1. If steam or cyberpunk-ish  consider a literal magic counter, like a pressure gauge. However, it does present the "I just read an rpg discussion forum" response from the reader.
--- End quote ---

This idea suggests an opportunity to do some research. Modern medicine has access to all kinds of medical sensors and whatnot to determine the patient's health by various measures: blood pressure, electrocardiogram, respiratory efficiency, etc. You might want to do some research to see what the average patient can buy/rent to wear for constant monitoring. This should result in some ideas of what the "magic-energy monitoring unit" is actually scanning. And don't forget to include different levels of quality: "That top-of-the-line unit gives me accuracy down to four decimal points. Your cheap piece of crap has an error rate of around three percentage points. Are you sure you want to gamble your magic and your life on something that prone to failure?"


--- Quote from: MrWolfwood on April 30, 2009, 09:00:39 PM ---2. A full body tattoo that slowly disappears as the caster's pool is drained. Good for ritual magic, and the tattoo could also be representative of important things to the caster. Might also consider at lowerr power levels, the wizard merely has a sleeve or backpiece, and more powerful magi might not have any more room to spare.

3. Opposite the above, a series of markings appear as power is expended.
--- End quote ---

Both of these ideas seem interesting, and which one a magic user chooses could say a lot about the magic user in question. One whose tatto fades during combat could figure out a way to keep enemies from seeing it, in order to run bluffs. One whose tattoo appears probably values accuracy over combat efficiency (a researcher, for example, who is usually not under attack while casting magic).


--- Quote from: MrWolfwood on April 30, 2009, 09:00:39 PM ---4. Plain old physical effects would also work. Yeah, throwing seven fireballs might be tiring, but using a force-ram to knockdown a two-story would feel more like running the New York marathon.
--- End quote ---


That implies that magic is based on the same system that fuels physical activities: the balance between blood sugar and fatigue toxin levels in the blood. It also gives you a wonderful magical MacGuffin: a spell or artifact that directly converts fatigue toxins into blood sugar. Every magic user in your world would be after such a gimmick. Some would want to use it in order to fuel spells that they couldn't handle otherwise, the rest to destroy it so the magic users don't burn themselves out, probably violently.


--- Quote from: MrWolfwood on April 30, 2009, 09:00:39 PM ---5. Scanners, dbz style. Over 9000!!!
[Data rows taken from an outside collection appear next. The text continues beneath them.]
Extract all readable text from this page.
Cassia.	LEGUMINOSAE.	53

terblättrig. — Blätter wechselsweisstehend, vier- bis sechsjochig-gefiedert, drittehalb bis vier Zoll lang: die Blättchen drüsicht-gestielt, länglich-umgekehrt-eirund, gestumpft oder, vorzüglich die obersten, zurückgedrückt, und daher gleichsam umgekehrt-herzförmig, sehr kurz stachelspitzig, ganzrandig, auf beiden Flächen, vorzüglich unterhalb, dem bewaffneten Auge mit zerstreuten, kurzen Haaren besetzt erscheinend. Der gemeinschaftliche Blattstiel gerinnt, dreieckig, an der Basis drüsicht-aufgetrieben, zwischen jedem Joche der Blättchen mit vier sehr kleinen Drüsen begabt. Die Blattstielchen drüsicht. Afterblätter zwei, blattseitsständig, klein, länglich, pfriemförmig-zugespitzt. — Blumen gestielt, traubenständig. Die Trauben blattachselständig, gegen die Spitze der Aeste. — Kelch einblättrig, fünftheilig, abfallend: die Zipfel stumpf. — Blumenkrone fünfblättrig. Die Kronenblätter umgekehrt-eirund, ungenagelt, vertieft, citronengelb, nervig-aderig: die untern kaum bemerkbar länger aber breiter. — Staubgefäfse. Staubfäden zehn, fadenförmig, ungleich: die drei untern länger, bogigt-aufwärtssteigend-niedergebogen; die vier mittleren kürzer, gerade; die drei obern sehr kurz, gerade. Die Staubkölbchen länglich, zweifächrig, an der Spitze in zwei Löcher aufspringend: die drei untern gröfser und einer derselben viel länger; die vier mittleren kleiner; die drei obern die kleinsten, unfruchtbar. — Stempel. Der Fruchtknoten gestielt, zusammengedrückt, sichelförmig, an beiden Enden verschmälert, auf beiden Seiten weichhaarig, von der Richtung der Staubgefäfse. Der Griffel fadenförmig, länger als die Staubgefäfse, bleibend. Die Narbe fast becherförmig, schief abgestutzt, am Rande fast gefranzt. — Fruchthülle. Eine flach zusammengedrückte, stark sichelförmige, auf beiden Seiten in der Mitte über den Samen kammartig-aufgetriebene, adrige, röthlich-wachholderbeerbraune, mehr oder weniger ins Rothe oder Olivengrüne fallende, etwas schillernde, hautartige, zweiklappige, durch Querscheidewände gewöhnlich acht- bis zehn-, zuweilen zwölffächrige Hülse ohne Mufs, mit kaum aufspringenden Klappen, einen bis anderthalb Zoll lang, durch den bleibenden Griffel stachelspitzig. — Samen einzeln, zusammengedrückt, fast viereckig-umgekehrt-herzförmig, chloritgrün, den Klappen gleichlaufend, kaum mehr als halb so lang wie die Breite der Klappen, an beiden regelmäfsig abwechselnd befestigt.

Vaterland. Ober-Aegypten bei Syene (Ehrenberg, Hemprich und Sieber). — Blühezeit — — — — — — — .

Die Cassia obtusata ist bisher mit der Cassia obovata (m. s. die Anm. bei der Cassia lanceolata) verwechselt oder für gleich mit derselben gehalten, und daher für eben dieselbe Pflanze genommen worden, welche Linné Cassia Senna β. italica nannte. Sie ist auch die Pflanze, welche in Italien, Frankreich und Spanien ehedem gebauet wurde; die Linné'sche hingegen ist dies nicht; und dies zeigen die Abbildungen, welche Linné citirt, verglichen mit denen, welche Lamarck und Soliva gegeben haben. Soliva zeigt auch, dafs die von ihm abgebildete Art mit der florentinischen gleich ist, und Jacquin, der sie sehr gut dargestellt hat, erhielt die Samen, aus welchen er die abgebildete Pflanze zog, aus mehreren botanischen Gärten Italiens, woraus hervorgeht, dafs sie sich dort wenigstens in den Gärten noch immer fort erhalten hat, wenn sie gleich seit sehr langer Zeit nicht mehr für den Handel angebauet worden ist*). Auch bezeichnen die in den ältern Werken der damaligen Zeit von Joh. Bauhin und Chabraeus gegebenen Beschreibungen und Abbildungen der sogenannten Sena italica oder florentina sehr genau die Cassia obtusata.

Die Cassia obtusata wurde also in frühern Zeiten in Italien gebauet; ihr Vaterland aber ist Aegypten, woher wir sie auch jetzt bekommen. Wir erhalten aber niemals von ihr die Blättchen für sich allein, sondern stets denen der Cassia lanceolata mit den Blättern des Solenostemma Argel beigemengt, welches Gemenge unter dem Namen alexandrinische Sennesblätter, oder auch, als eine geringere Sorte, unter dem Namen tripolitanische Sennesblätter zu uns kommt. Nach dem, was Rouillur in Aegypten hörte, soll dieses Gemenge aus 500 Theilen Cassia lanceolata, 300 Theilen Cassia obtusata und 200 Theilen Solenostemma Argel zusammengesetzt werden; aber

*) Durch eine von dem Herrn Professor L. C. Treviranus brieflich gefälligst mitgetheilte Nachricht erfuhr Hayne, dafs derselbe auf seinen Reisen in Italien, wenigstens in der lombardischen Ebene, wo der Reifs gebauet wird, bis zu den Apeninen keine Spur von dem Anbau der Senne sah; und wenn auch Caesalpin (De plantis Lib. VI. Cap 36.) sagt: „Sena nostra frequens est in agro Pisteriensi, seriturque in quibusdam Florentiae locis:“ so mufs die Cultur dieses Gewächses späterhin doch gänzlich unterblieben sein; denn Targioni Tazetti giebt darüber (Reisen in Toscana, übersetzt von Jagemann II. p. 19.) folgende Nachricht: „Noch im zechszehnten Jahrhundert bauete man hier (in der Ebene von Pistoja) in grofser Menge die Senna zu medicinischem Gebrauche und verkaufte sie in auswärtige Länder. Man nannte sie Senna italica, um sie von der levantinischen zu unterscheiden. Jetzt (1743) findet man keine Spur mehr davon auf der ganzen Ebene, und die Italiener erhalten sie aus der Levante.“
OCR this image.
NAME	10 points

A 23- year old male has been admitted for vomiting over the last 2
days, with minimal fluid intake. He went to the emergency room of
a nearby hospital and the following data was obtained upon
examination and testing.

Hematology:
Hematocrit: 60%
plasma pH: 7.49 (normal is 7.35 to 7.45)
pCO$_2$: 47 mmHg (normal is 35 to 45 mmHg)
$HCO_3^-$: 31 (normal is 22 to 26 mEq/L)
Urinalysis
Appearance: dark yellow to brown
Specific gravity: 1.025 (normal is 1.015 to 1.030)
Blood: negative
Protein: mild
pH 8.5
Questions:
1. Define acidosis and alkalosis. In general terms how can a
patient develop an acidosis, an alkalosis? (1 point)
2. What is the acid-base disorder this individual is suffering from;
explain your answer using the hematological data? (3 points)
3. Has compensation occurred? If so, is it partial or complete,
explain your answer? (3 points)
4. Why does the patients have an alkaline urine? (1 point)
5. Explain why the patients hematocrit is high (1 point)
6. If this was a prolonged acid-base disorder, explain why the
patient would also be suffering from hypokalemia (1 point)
(sorry about 5, couldn't resist

--- End quote ---

If you hadn't tossed it in, someone else would. :D One of the greaterst advantages one side can have in a fight is the capacity to not only monitor one's own magic levels, but to analyze the threat presented by any opponents to the greatest degree of accuracy possible. And one of the greatest defenses against such scans is to either A) decieve the scanner or B) keep the attacker from using it.

The Corvidian:
Do they have tools? If they do, have it where their magical tools tell them how much power they have.

Lanodantheon:

--- Quote from: The Corvidian on May 04, 2009, 04:15:24 PM ---Do they have tools? If they do, have it where their magical tools tell them how much power they have.

--- End quote ---

Yes, they have tools. They have many tools. They without a doubt will be one of the ways to keep track.
One of the slated classes on the docket (it is a school drama after all) is Magical Theory, Craftsmanship and Formula Design aka Magecraft. Magecraft is all about how to use magic. Wands, staves, gloves, pens, cards, and I gotta hand one "That Guy" with the audacity to use Sock Puppets for Sonomancy.

At this point though, I've kind of decided that the exact measurement thing is an "Advanced Topic". In a first time novel like this is, a detailed discussion of magical units would bog down the narrative something awful. The MC will only have enough understanding of the systems involved to be able to say, "That's bad isn't it?"

The Corvidian:
You could also throw in the idea of batteries.